One reason that people get so worked up over this debate is the widespread assumption that genetic contributions to development are deterministic, while environmental contributions are flexible. That’s why it’s seen as conservative to argue that boys and girls are biologically distinct, and as liberal to argue that socialization is responsible for their behavioral differences. Such discussions lead nowhere because both assumptions are incorrect.

Genes establish a program to build a brain (see
chapter 2
), but then that brain reacts to the world, extensively tuning itself to local conditions as your child grows. The human ability to live in a wide variety of circumstances has resulted from natural selection favoring genes that contribute to behavioral flexibility (see
Did you know? Culture can drive evolution
). Nearly all genes that influence behavior act by changing the odds of a particular developmental outcome, not by specifying it exactly—so your child’s heredity is not destiny.

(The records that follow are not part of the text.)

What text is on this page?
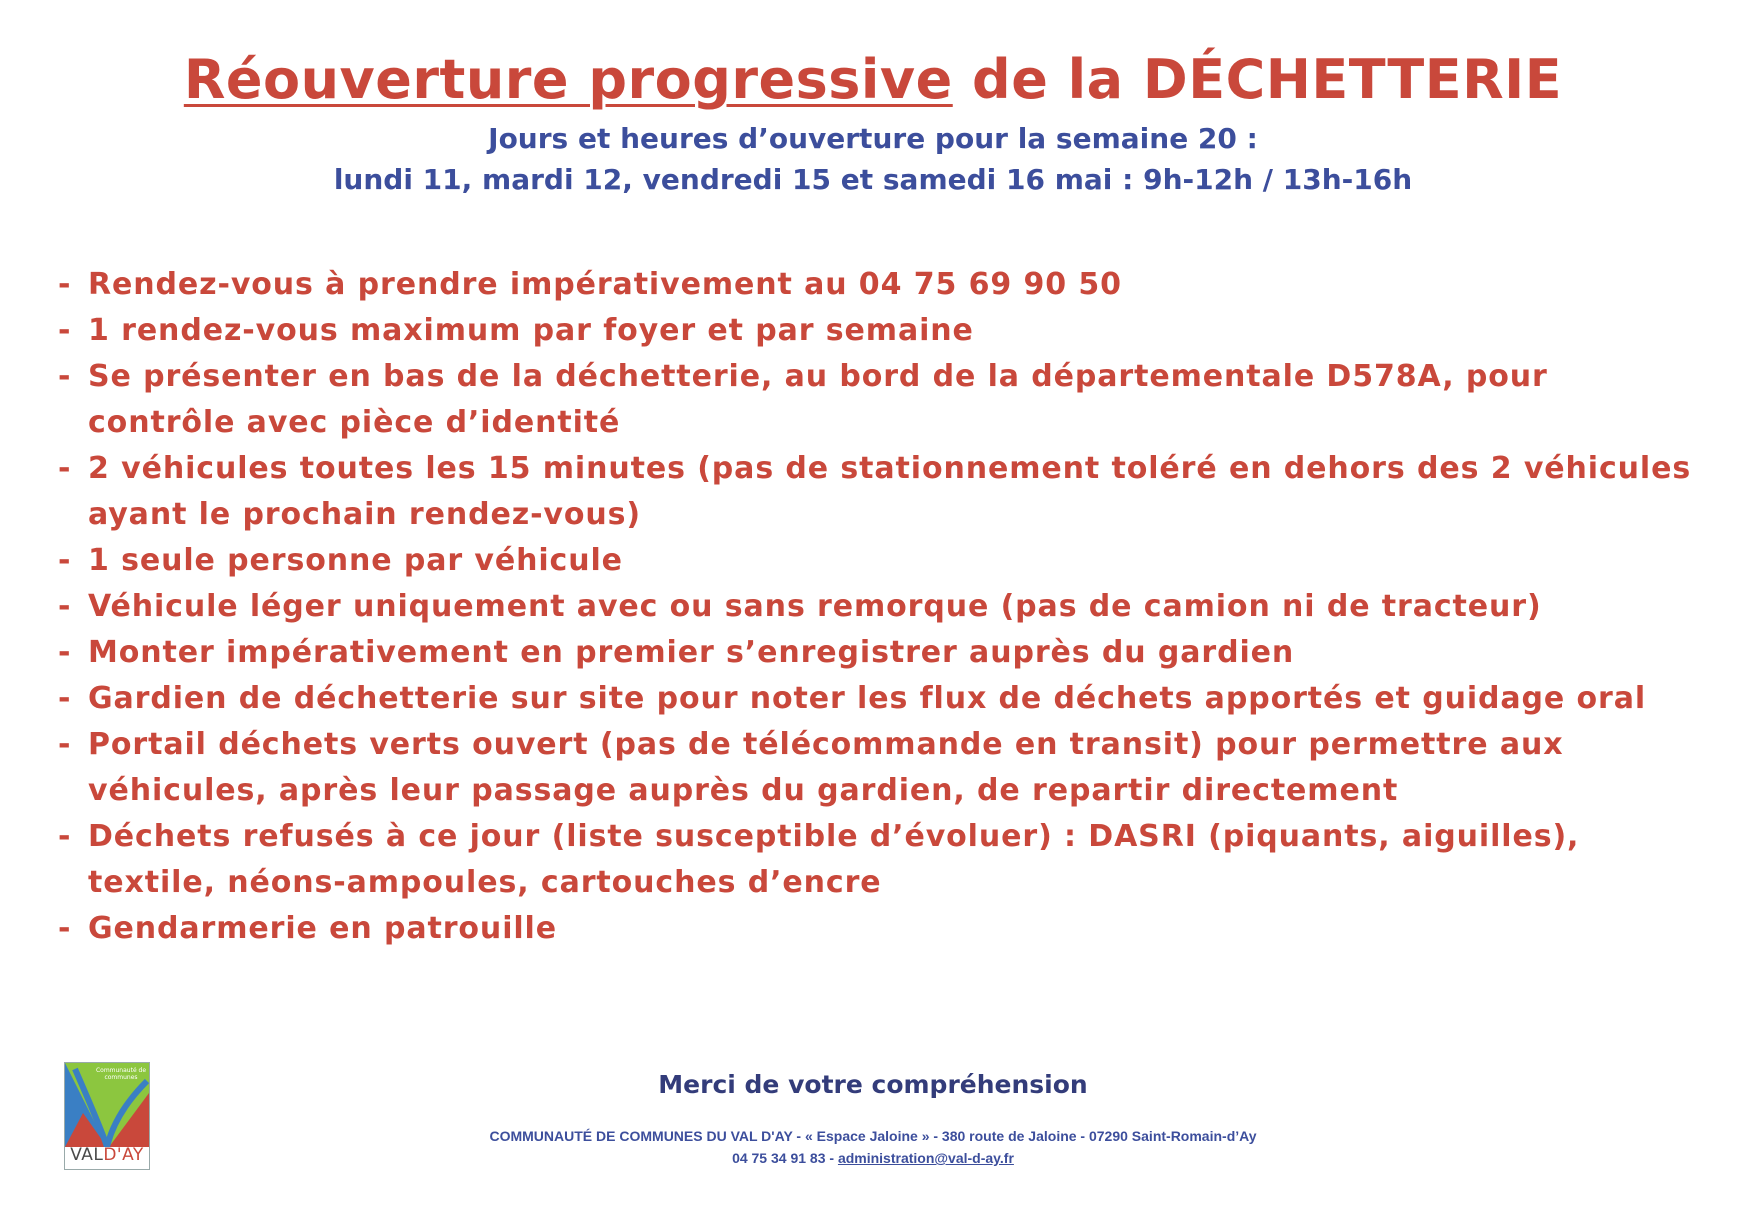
Réouverture progressive de la DÉCHETTERIE

Jours et heures d’ouverture pour la semaine 20 :

lundi 11, mardi 12, vendredi 15 et samedi 16 mai : 9h-12h / 13h-16h

- Rendez-vous à prendre impérativement au 04 75 69 90 50
- 1 rendez-vous maximum par foyer et par semaine
- Se présenter en bas de la déchetterie, au bord de la départementale D578A, pour contrôle avec pièce d’identité
- 2 véhicules toutes les 15 minutes (pas de stationnement toléré en dehors des 2 véhicules ayant le prochain rendez-vous)
- 1 seule personne par véhicule
- Véhicule léger uniquement avec ou sans remorque (pas de camion ni de tracteur)
- Monter impérativement en premier s’enregistrer auprès du gardien
- Gardien de déchetterie sur site pour noter les flux de déchets apportés et guidage oral
- Portail déchets verts ouvert (pas de télécommande en transit) pour permettre aux véhicules, après leur passage auprès du gardien, de repartir directement
- Déchets refusés à ce jour (liste susceptible d’évoluer) : DASRI (piquants, aiguilles), textile, néons-ampoules, cartouches d’encre
- Gendarmerie en patrouille
Communauté de communes
VALD'AY

Merci de votre compréhension

COMMUNAUTÉ DE COMMUNES DU VAL D'AY - « Espace Jaloine » - 380 route de Jaloine - 07290 Saint-Romain-d’Ay

04 75 34 91 83 - administration@val-d-ay.fr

On the other hand, some environmental effects on development cannot be undone. For instance, the surrounding culture completely determines which native language your child will speak, but once the learning process is finished, there’s no possibility of substituting a different native language in its place.

Indeed, from an individual neuron’s perspective, it would be hard to distinguish between “genetic” and “environmental” influences. Signals that enter your brain through your eyes or ears (that is, via experience) influence development by causing chemical signals to modify genes or proteins—just as genetic influences do. Some of these changes are reversible, and some are not, but whether they originated inside or outside the body is not the determining factor.

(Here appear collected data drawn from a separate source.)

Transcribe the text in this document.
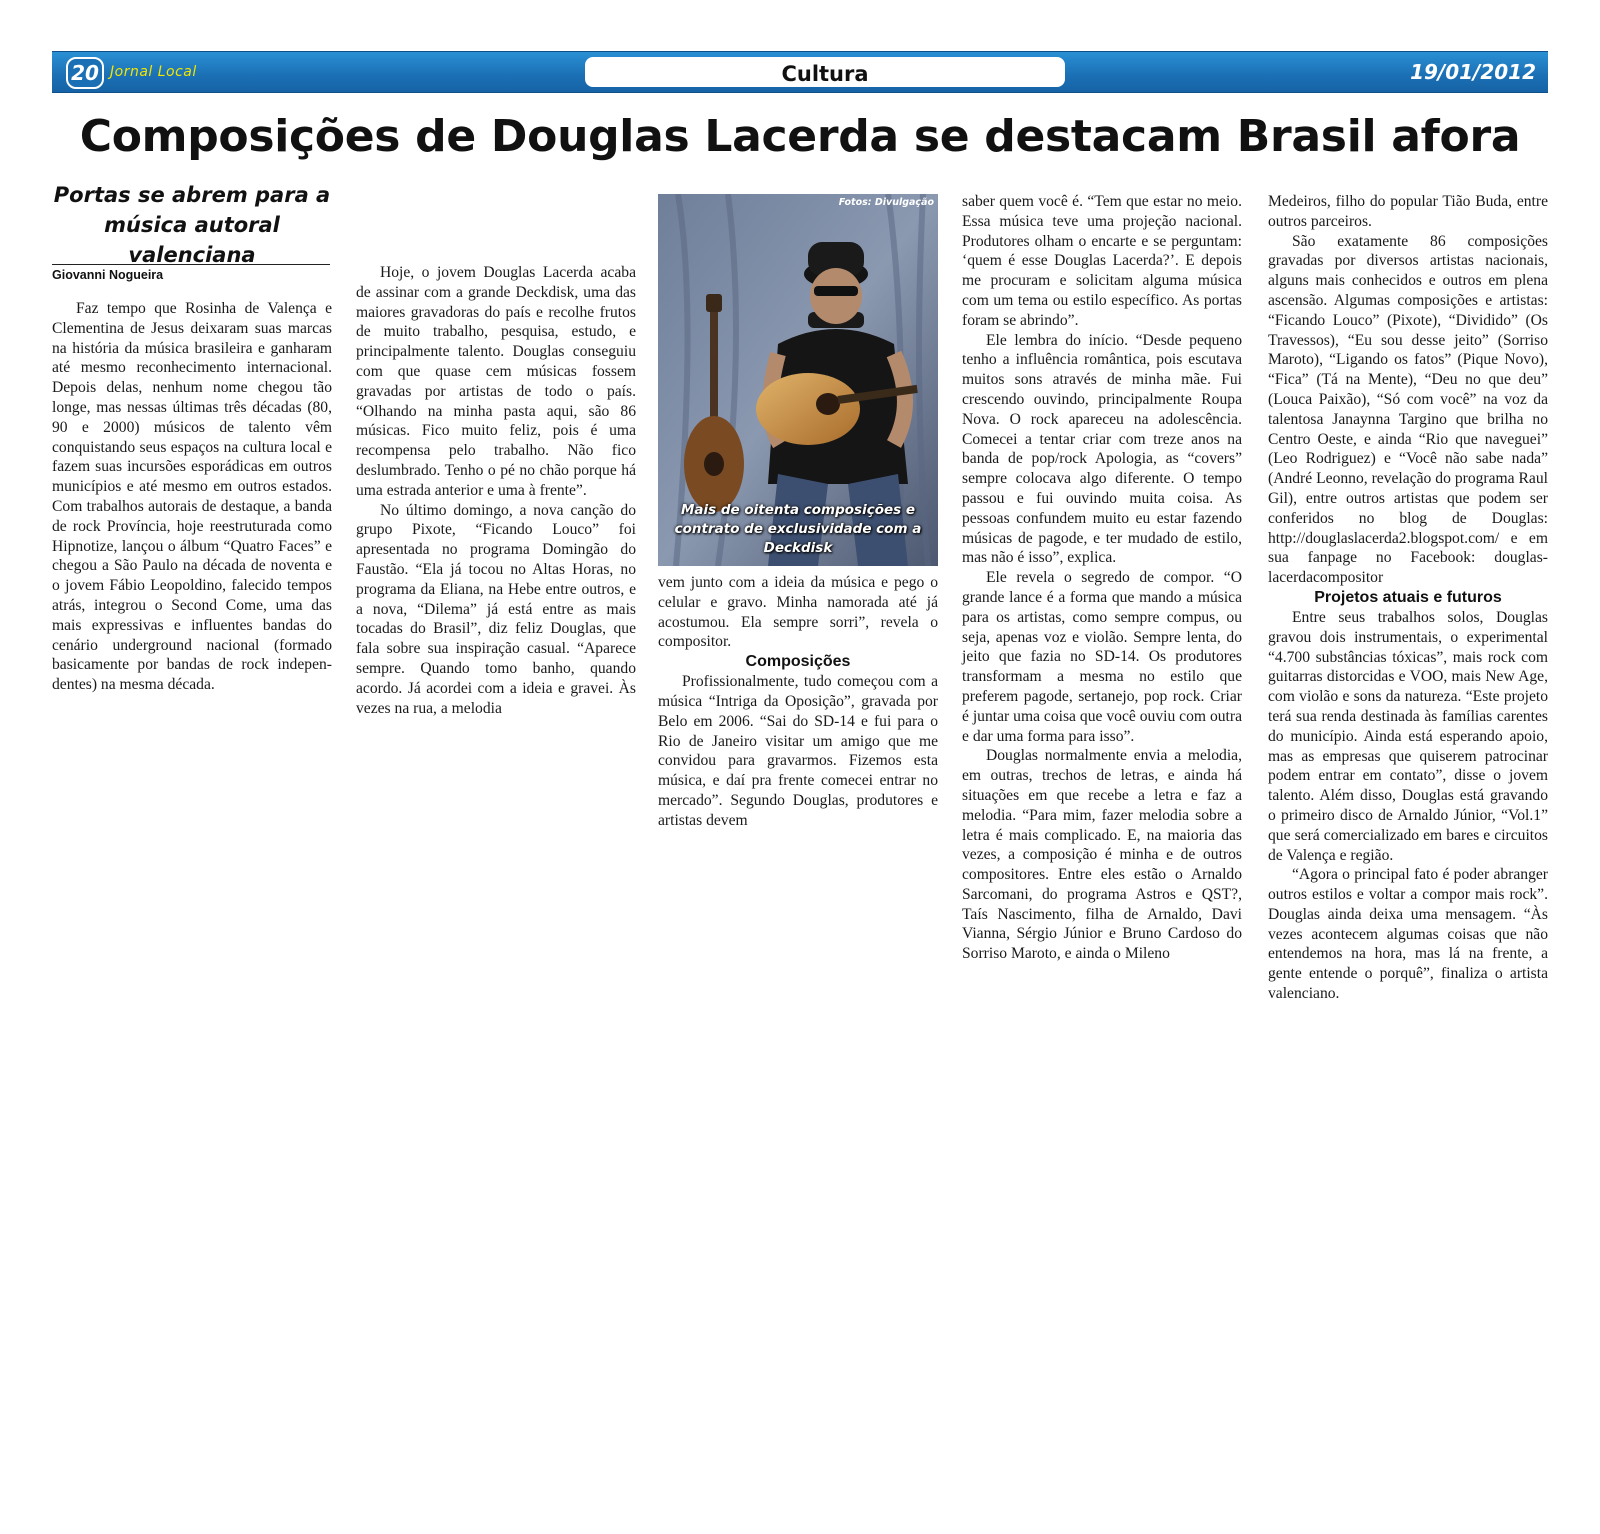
20 Jornal Local	Cultura	19/01/2012
Composições de Douglas Lacerda se destacam Brasil afora
Portas se abrem para a música autoral valenciana
Giovanni Nogueira

Faz tempo que Rosinha de Valença e Clementina de Jesus deixaram suas marcas na história da música brasileira e ganharam até mesmo reconhecimento internacional. Depois delas, nenhum nome chegou tão longe, mas nessas últimas três décadas (80, 90 e 2000) músicos de talento vêm conquistando seus espaços na cultura local e fazem suas incursões esporádicas em outros municípios e até mesmo em outros estados. Com trabalhos autorais de destaque, a banda de rock Província, hoje reestruturada como Hipnotize, lançou o álbum “Quatro Faces” e chegou a São Paulo na década de noventa e o jovem Fábio Leopoldino, falecido tempos atrás, integrou o Second Come, uma das mais expressivas e influentes bandas do cenário underground nacional (formado basicamente por bandas de rock independentes) na mesma década.

Hoje, o jovem Douglas Lacerda acaba de assinar com a grande Deckdisk, uma das maiores gravadoras do país e recolhe frutos de muito trabalho, pesquisa, estudo, e principalmente talento. Douglas conseguiu com que quase cem músicas fossem gravadas por artistas de todo o país. “Olhando na minha pasta aqui, são 86 músicas. Fico muito feliz, pois é uma recompensa pelo trabalho. Não fico deslumbrado. Tenho o pé no chão porque há uma estrada anterior e uma à frente”.

No último domingo, a nova canção do grupo Pixote, “Ficando Louco” foi apresentada no programa Domingão do Faustão. “Ela já tocou no Altas Horas, no programa da Eliana, na Hebe entre outros, e a nova, “Dilema” já está entre as mais tocadas do Brasil”, diz feliz Douglas, que fala sobre sua inspiração casual. “Aparece sempre. Quando tomo banho, quando acordo. Já acordei com a ideia e gravei. Às vezes na rua, a melodia

Fotos: Divulgação
Mais de oitenta composições e contrato de exclusividade com a Deckdisk

vem junto com a ideia da música e pego o celular e gravo. Minha namorada até já acostumou. Ela sempre sorri”, revela o compositor.

Composições

Profissionalmente, tudo começou com a música “Intriga da Oposição”, gravada por Belo em 2006. “Sai do SD-14 e fui para o Rio de Janeiro visitar um amigo que me convidou para gravarmos. Fizemos esta música, e daí pra frente comecei entrar no mercado”. Segundo Douglas, produtores e artistas devem

saber quem você é. “Tem que estar no meio. Essa música teve uma projeção nacional. Produtores olham o encarte e se perguntam: ‘quem é esse Douglas Lacerda?’. E depois me procuram e solicitam alguma música com um tema ou estilo específico. As portas foram se abrindo”.

Ele lembra do início. “Desde pequeno tenho a influência romântica, pois escutava muitos sons através de minha mãe. Fui crescendo ouvindo, principalmente Roupa Nova. O rock apareceu na adolescência. Comecei a tentar criar com treze anos na banda de pop/rock Apologia, as “covers” sempre colocava algo diferente. O tempo passou e fui ouvindo muita coisa. As pessoas confundem muito eu estar fazendo músicas de pagode, e ter mudado de estilo, mas não é isso”, explica.

Ele revela o segredo de compor. “O grande lance é a forma que mando a música para os artistas, como sempre compus, ou seja, apenas voz e violão. Sempre lenta, do jeito que fazia no SD-14. Os produtores transformam a mesma no estilo que preferem pagode, sertanejo, pop rock. Criar é juntar uma coisa que você ouviu com outra e dar uma forma para isso”.

Douglas normalmente envia a melodia, em outras, trechos de letras, e ainda há situações em que recebe a letra e faz a melodia. “Para mim, fazer melodia sobre a letra é mais complicado. E, na maioria das vezes, a composição é minha e de outros compositores. Entre eles estão o Arnaldo Sarcomani, do programa Astros e QST?, Taís Nascimento, filha de Arnaldo, Davi Vianna, Sérgio Júnior e Bruno Cardoso do Sorriso Maroto, e ainda o Mileno

Medeiros, filho do popular Tião Buda, entre outros parceiros.

São exatamente 86 composições gravadas por diversos artistas nacionais, alguns mais conhecidos e outros em plena ascensão. Algumas composições e artistas: “Ficando Louco” (Pixote), “Dividido” (Os Travessos), “Eu sou desse jeito” (Sorriso Maroto), “Ligando os fatos” (Pique Novo), “Fica” (Tá na Mente), “Deu no que deu” (Louca Paixão), “Só com você” na voz da talentosa Janaynna Targino que brilha no Centro Oeste, e ainda “Rio que naveguei” (Leo Rodriguez) e “Você não sabe nada” (André Leonno, revelação do programa Raul Gil), entre outros artistas que podem ser conferidos no blog de Douglas: http://douglaslacerda2.blogspot.com/ e em sua fanpage no Facebook: douglaslacerdacompositor

Projetos atuais e futuros

Entre seus trabalhos solos, Douglas gravou dois instrumentais, o experimental “4.700 substâncias tóxicas”, mais rock com guitarras distorcidas e VOO, mais New Age, com violão e sons da natureza. “Este projeto terá sua renda destinada às famílias carentes do município. Ainda está esperando apoio, mas as empresas que quiserem patrocinar podem entrar em contato”, disse o jovem talento. Além disso, Douglas está gravando o primeiro disco de Arnaldo Júnior, “Vol.1” que será comercializado em bares e circuitos de Valença e região.

“Agora o principal fato é poder abranger outros estilos e voltar a compor mais rock”. Douglas ainda deixa uma mensagem. “Às vezes acontecem algumas coisas que não entendemos na hora, mas lá na frente, a gente entende o porquê”, finaliza o artista valenciano.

Later in this book we will talk about how experience can change the connections and chemistry of neurons. Here we want to explain just how entangled genes and environment are in your child’s development.

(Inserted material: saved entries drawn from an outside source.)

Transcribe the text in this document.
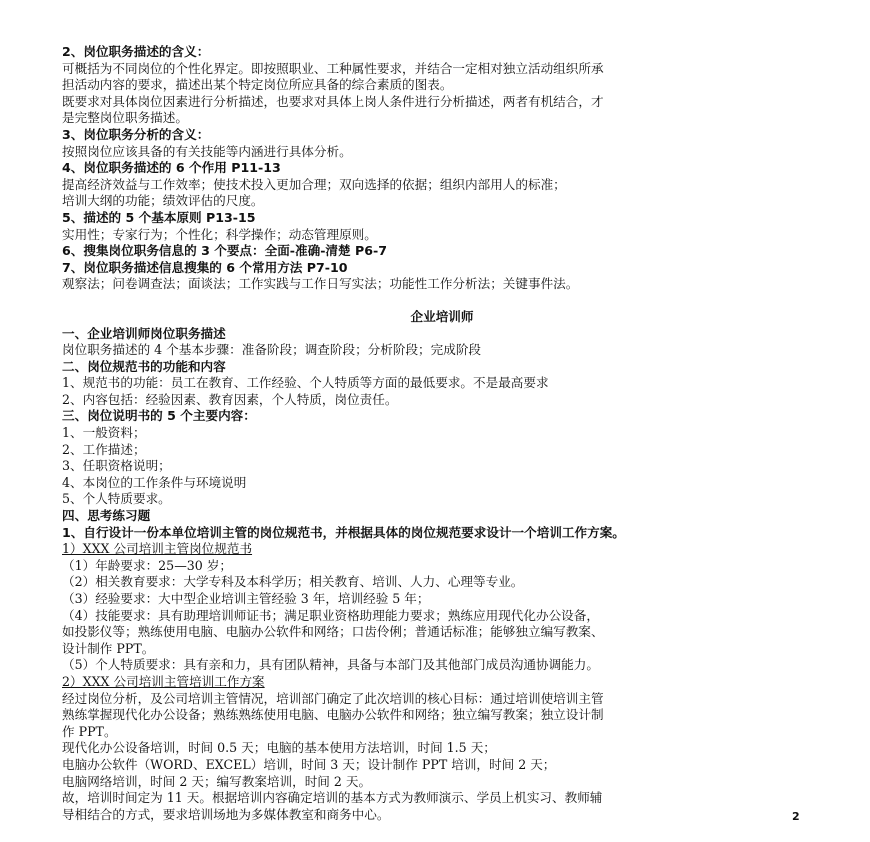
2、岗位职务描述的含义：
可概括为不同岗位的个性化界定。即按照职业、工种属性要求，并结合一定相对独立活动组织所承
担活动内容的要求，描述出某个特定岗位所应具备的综合素质的图表。
既要求对具体岗位因素进行分析描述，也要求对具体上岗人条件进行分析描述，两者有机结合，才
是完整岗位职务描述。
3、岗位职务分析的含义：
按照岗位应该具备的有关技能等内涵进行具体分析。
4、岗位职务描述的 6 个作用 P11-13
提高经济效益与工作效率；使技术投入更加合理；双向选择的依据；组织内部用人的标准；
培训大纲的功能；绩效评估的尺度。
5、描述的 5 个基本原则 P13-15
实用性；专家行为；个性化；科学操作；动态管理原则。
6、搜集岗位职务信息的 3 个要点：全面-准确-清楚 P6-7
7、岗位职务描述信息搜集的 6 个常用方法 P7-10
观察法；问卷调查法；面谈法；工作实践与工作日写实法；功能性工作分析法；关键事件法。
企业培训师
一、企业培训师岗位职务描述
岗位职务描述的 4 个基本步骤：准备阶段；调查阶段；分析阶段；完成阶段
二、岗位规范书的功能和内容
1、规范书的功能：员工在教育、工作经验、个人特质等方面的最低要求。不是最高要求
2、内容包括：经验因素、教育因素，个人特质，岗位责任。
三、岗位说明书的 5 个主要内容：
1、一般资料；
2、工作描述；
3、任职资格说明；
4、本岗位的工作条件与环境说明
5、个人特质要求。
四、思考练习题
1、自行设计一份本单位培训主管的岗位规范书，并根据具体的岗位规范要求设计一个培训工作方案。
1）XXX 公司培训主管岗位规范书
（1）年龄要求：25—30 岁；
（2）相关教育要求：大学专科及本科学历；相关教育、培训、人力、心理等专业。
（3）经验要求：大中型企业培训主管经验 3 年，培训经验 5 年；
（4）技能要求：具有助理培训师证书；满足职业资格助理能力要求；熟练应用现代化办公设备，
如投影仪等；熟练使用电脑、电脑办公软件和网络；口齿伶俐；普通话标准；能够独立编写教案、
设计制作 PPT。
（5）个人特质要求：具有亲和力，具有团队精神，具备与本部门及其他部门成员沟通协调能力。
2）XXX 公司培训主管培训工作方案
经过岗位分析，及公司培训主管情况，培训部门确定了此次培训的核心目标：通过培训使培训主管
熟练掌握现代化办公设备；熟练熟练使用电脑、电脑办公软件和网络；独立编写教案；独立设计制
作 PPT。
现代化办公设备培训，时间 0.5 天；电脑的基本使用方法培训，时间 1.5 天；
电脑办公软件（WORD、EXCEL）培训，时间 3 天；设计制作 PPT 培训，时间 2 天；
电脑网络培训，时间 2 天；编写教案培训，时间 2 天。
故，培训时间定为 11 天。根据培训内容确定培训的基本方式为教师演示、学员上机实习、教师辅
导相结合的方式，要求培训场地为多媒体教室和商务中心。	2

DID YOU KNOW? FOOTPRINTS ON THE GENOME

How can your child’s experiences cause permanent changes to her genes? This idea may seem to fly in the face of what you learned in science class, but it relies on cellular processes that are familiar to biologists. In response to a variety of signals, so-called epigenetic modifications can silence a region of DNA by making chemical changes that affect its shape, so that the protein encoded by that gene cannot be made (see figure opposite). When DNA is copied during cell division, the pattern of epigenetic modification is copied as well, so that all descendants of the cell maintain the information.

Researchers have long known that this process explains why various cell types (such as neurons versus kidney cells) look and act very different, even though they contain the same DNA. More recent work reveals that environmental events can cause similar long-lasting changes to DNA, providing a way for transient experiences to permanently modify gene expression. The accumulation of epigenetic modifications also explains why identical twins, who share all their genes, do not look exactly the same.

When epigenetic modifications occur in sperm or eggs, they can affect future generations. This process is best understood in laboratory animals. For example, female mice that spent a particular two weeks of their youth in an “enriched environment” (with many toys) learned more easily as adults. And so did their pups—even when those pups were raised by a foster mother and did not receive any enrichment themselves. The pups instead benefited from their mother’s experience, passed down through epigenetic modifications to her DNA.

This research is in an early stage, so the list of known epigenetic effects continues to grow. Early social experience can modify later behavior, including stress responsiveness (see
chapter 26
), due to epigenetic modification of particular genes. Prenatal and early postnatal nutrition can influence the adult risk of heart disease, type 2 diabetes, obesity, and cancer in people. Experiments in animals support the idea that these effects may be due to epigenetic modification of DNA. Cocaine addiction also seems to involve epigenetic changes, perhaps explaining why it is so difficult to reverse. Epigenetic modification is a simple chemical process, but it can encode life’s experiences, quite literally, into who you are, and even who your children will become.